Capitalism has slowly legitimized the romance of change, of the creative destruction accompanying entrepreneur innovation. And Millennials may be the first generation to realize its value on an intuitive, almost instinctive level. They respect tradition and culture – which make places like New Orleans so attractive – but they understand that change and innovation are critical for their and America’s future.

They may well be quicker to oppose protectionist policies – such as regulations and occupational licensing – designed to protect the old and fend off the new. Those of you who enter business may be the first to fight to protect the freedoms that made their successes possible, to ensure that opportunities for newcomers aren’t foreclosed.

As noted, Schumpeter argued that capitalism was doomed. Intellectuals (the conceptual thinkers) would openly advocate for statism, while business leaders would remain passive, happy to defend the status quo and prevent too much from change. Millennials have an opportunity to upend that modus vivendi, as their lives follow a more intricate path, seeing no incompatibility between doing well and doing good. Millennial entrepreneurs like Brian Bordainick are “OK with that” and it may be that fact that saves capitalism.

Suggestions on how you might now contribute to the Liberty Struggle. Schumpeter’s analysis of the risk to capitalism suggests a course of action.

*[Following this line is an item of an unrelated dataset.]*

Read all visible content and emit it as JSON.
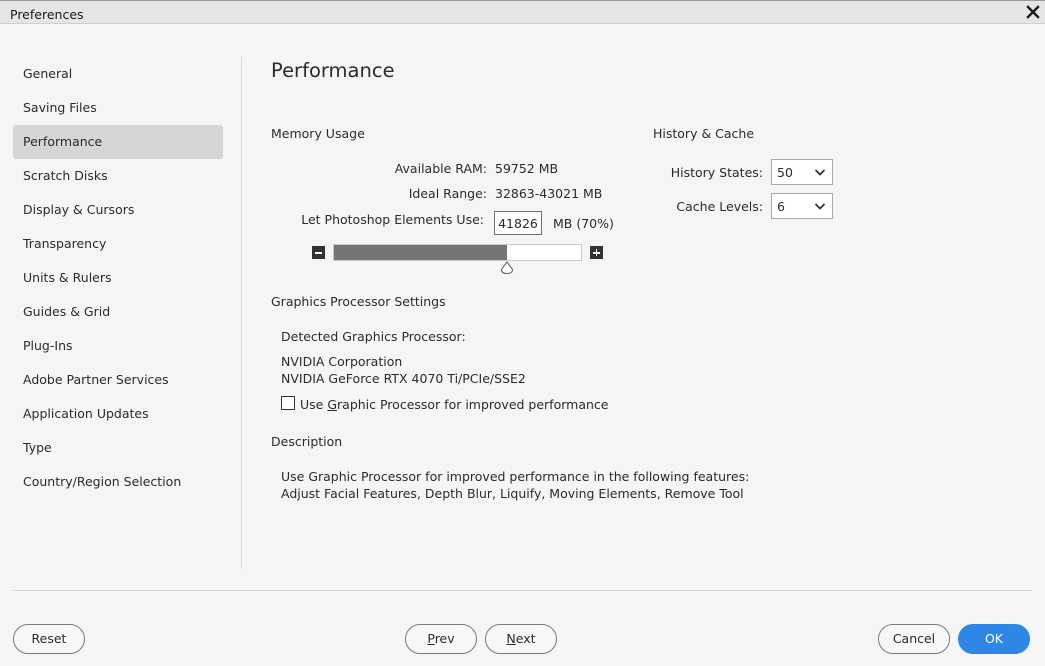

  • First, establish a significant intellectual cadre to offset the statist tendencies of academia. You here at Hillsdale are well positioned to be a part of this effort, as committed individuals familiar with social media and well able to craft and evaluate responses to anti-capitalist arguments.
  • You should now gain the skills and the understanding to play your role in either arena. Discuss what Thinkers and Doers must do – and how their comparative strengths and weaknesses make for a much more effective Team producing the narratives that might encourage business leaders to re-engage.
  • Craft a story, a narrative that puts into context the charges levied against the firm? Note how the American Plastics Council found ways to reduce hostility to plastics.
  • What strategies might dissuade firms from rent-seeking, cronyism? Can one encourage virtue in the corporate world? Can labeling, charges of hypocrisy, be effective?
  • Review books such as “Excuse Me, Professor” providing counters to anti-capitalist charges. Review these and consider which might (or might not) persuade your liberal, conservative or libertarian friends? Can you craft narratives more persuasive to each value type? Might you not develop on-line panels of the key cultural value groups (egalitarian, hierarchic, individualist) and use these to market test your communiques?
  • Videos – Have you seen I, Pencil? Might you expand that idea to incorporate the Das Adam Smith problem
  • Business History (Burton Folsom) Examine some attacks on business? Nestle infant milk formula attack, plastics, chemicals, coal –

VI: Conclusion

The Liberty Struggle is never over. I hope you will join the effort to find ways to wage it more effectively. To do so, we need to create a virtuous meeting of business leaders and intellectuals to plan a path toward expanded global economic freedom. Businessmen need to stop apologizing in the hope of being granted a favorable interview in the New York Times. The left’s greatest victories have been cultural – in their ability to persuade business leaders and society at large that the wealth creation achievements of Microsoft are insignificant in comparison to the charity programs of the Gates Foundation.